Мама кивнула и открыла рот. Когда Эд начал пропихивать трубки ей в горло, она подавилась и закашлялась, жестокий спазм волной прошел по всему телу — от живота до сухих потрескавшихся губ.

Я посмотрела на папу. Взгляд у него был тяжелый и застывший.

Она долго не могла успокоиться — все судорожно пыталась сглотнуть, пока мускулы горла привыкали к трубкам. Потом Эд продел их в отверстие в крышке обувного гроба, рядом с маминой головой. Хасан достал из выдвижного ящика кучу перепутанных проводов. В первую трубку он засунул пучок тонких разноцветных проводков, в другую — длинный черный кабель с маленькой коробочкой на конце, а в третью — маленький прямоугольный кусочек черной пластмассы на оптоволоконном шнуре, похожий на панель солнечной батареи. Хасан подсоединил все провода к небольшому белому ящичку, и Эд закрепил его над отверстием в крышке контейнера, который — я вдруг осознала — и вправду был всего лишь контейнером, замысловатой упаковочной коробкой.

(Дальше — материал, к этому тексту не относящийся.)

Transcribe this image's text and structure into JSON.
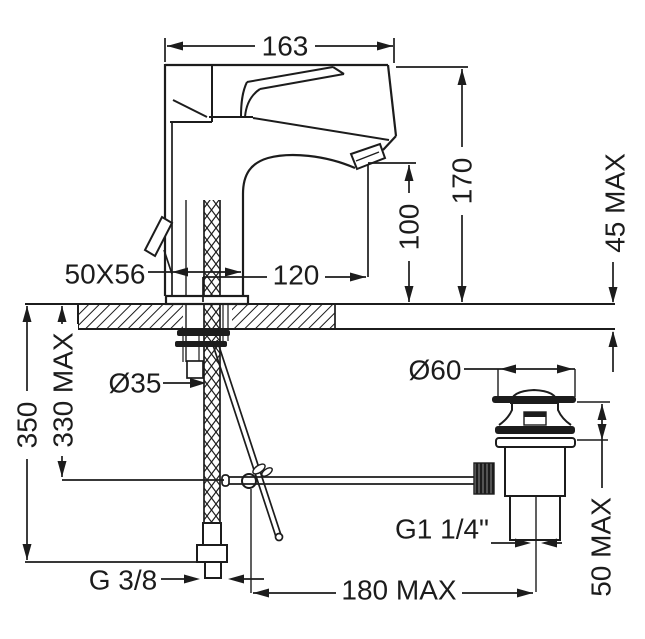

— Прощайтесь. — Я удивленно подняла взгляд, услышав слова, сказанные неожиданно теплым тоном. Эд, отвернувшись, заносил в компьютер какие-то данные. Говорил Хасан — и он ободряюще мне кивнул.

Папе пришлось потянуть меня за руку, чтобы сдвинуть с места. Не так… не так мне хотелось бы в последний раз увидеть маму. Желтый клей в глазах, изо рта торчат трубки с проводами, вены мерцают голубым светом. Папа поцеловал ее, и она слегка улыбнулась через трубки. Я погладила ее по плечу — оно тоже было холодным. Она мне что-то пробулькала, и я наклонилась ближе. Всего три звука, даже, скорее, стона. Но я стиснула мамину руку — мне было ясно, какие три слова она пыталась протолкнуть ко мне сквозь путаницу трубок. «Я люблю тебя».

— Мамочка, — прошептала я, гладя мягкую, как бумага, кожу. С семи лет я ни разу не называла ее иначе, кроме как просто «мама».

— Ладно, хорош, — сказал Эд. Папа мягко взял меня под локоть и потянул в сторону. Я сбросила его руку. Тогда он сменил тактику и, обняв меня за плечи, крепко прижал к своей мускулистой груди. На этот раз я не сопротивлялась. Эд с Хасаном подняли трубу, похожую на больничную версию пожарного шланга, и в подобный обувной коробке гроб хлынула вода с голубыми искорками. Мама фыркнула, когда вода поднялась ей до носа.